Brian Kennedy started to offer Kurtz a heavy cream business card, noticed the handcuffs, and without interrupting his motion, set the card on the bedside table.
"How are you feeling, Mr. Kurtz?" asked Kennedy.
"Who are you?" managed Kurtz. He thought he must be feeling better. These three syllables had made his vision dance with pain, but hadn't made him want to puke.
The handsome man touched his card. "I own and run Empire State Security and Executive Protection. Our Buffalo branch provided security cameras for the parking garage in which yesterday's shooting took place."
Every other light had been knocked out when we came into the garage, thought Kurtz. That tipped me. The memory of the shooting was seeping back into his bruised brain like sludge under a closed door.

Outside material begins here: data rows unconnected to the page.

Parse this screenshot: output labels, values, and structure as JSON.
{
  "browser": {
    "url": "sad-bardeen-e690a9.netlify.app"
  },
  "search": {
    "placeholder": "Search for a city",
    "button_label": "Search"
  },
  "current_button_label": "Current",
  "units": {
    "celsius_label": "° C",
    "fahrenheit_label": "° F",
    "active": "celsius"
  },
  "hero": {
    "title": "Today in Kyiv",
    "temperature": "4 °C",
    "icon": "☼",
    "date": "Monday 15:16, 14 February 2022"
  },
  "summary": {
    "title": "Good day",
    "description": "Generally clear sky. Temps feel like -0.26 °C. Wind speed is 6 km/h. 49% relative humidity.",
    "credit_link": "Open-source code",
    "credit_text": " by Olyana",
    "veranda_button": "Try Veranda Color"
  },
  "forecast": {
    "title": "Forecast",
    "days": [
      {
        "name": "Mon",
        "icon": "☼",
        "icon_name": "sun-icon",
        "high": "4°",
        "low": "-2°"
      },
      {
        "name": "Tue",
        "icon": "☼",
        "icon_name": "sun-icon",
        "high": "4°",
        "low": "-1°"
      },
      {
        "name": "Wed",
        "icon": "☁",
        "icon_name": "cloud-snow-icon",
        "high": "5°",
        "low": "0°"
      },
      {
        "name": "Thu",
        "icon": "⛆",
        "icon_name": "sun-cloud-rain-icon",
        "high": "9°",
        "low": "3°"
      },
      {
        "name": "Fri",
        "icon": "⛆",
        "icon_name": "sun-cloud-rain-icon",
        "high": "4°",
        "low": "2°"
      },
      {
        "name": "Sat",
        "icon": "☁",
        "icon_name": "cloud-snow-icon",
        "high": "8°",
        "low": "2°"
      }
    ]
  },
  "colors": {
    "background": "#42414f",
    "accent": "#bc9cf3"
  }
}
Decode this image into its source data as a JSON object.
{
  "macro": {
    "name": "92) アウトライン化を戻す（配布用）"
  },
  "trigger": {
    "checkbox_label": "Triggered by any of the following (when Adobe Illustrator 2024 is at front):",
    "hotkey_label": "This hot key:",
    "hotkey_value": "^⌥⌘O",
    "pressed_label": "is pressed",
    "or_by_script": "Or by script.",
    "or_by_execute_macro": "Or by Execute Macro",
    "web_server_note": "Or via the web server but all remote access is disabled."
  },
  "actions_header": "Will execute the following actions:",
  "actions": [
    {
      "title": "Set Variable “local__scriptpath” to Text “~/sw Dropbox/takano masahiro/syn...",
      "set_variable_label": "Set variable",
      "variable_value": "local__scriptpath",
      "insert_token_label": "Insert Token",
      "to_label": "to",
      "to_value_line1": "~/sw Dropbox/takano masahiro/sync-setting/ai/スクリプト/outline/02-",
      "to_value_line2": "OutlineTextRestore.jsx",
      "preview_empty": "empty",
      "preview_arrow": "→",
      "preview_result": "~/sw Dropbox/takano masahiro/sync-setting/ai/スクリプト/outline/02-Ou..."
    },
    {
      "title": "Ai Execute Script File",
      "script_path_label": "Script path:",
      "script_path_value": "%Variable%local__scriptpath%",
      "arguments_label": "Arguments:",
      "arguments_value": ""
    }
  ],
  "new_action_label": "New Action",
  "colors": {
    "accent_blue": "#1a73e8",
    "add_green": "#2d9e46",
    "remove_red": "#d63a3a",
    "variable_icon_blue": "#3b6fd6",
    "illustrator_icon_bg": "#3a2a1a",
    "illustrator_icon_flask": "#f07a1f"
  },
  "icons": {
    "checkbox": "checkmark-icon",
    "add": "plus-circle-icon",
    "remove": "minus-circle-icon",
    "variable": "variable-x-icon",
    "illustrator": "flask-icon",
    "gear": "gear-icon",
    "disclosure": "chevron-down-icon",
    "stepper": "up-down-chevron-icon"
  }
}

He said nothing to Kennedy-Bond. Was the man here because of some lawsuit potential to his company? Kurtz was having trouble working this out through the pain so he stared and let Kennedy keep talking.
"We've given the police the original surveillance tape from the garage," continued Kennedy. "The footage doesn't show the shooters, but it's obvious that your actions—and Officer O'Toole's—are visible and clearly above suspicion."
Then why am I still cuffed? thought Kurtz. Instead, he managed to say, "How is she? O'Toole?"
Brian Kennedy's face was James-Bond cool as he said, "She was hit three times. All twenty-two slugs. One broke a left rib. Another passed through her upper arm, ricocheted, and hit you. But one caught her in the temple and lodged in her brain, left frontal lobe. They got it out after five hours of surgery and had to take some of the damaged brain tissue out as well. She's in a partially induced coma—whatever that means—but it looks as if she has a chance for survival, none for total recovery."
"I want to see the tape," said Kurtz. "You said you gave the cops the original, which means you made a copy."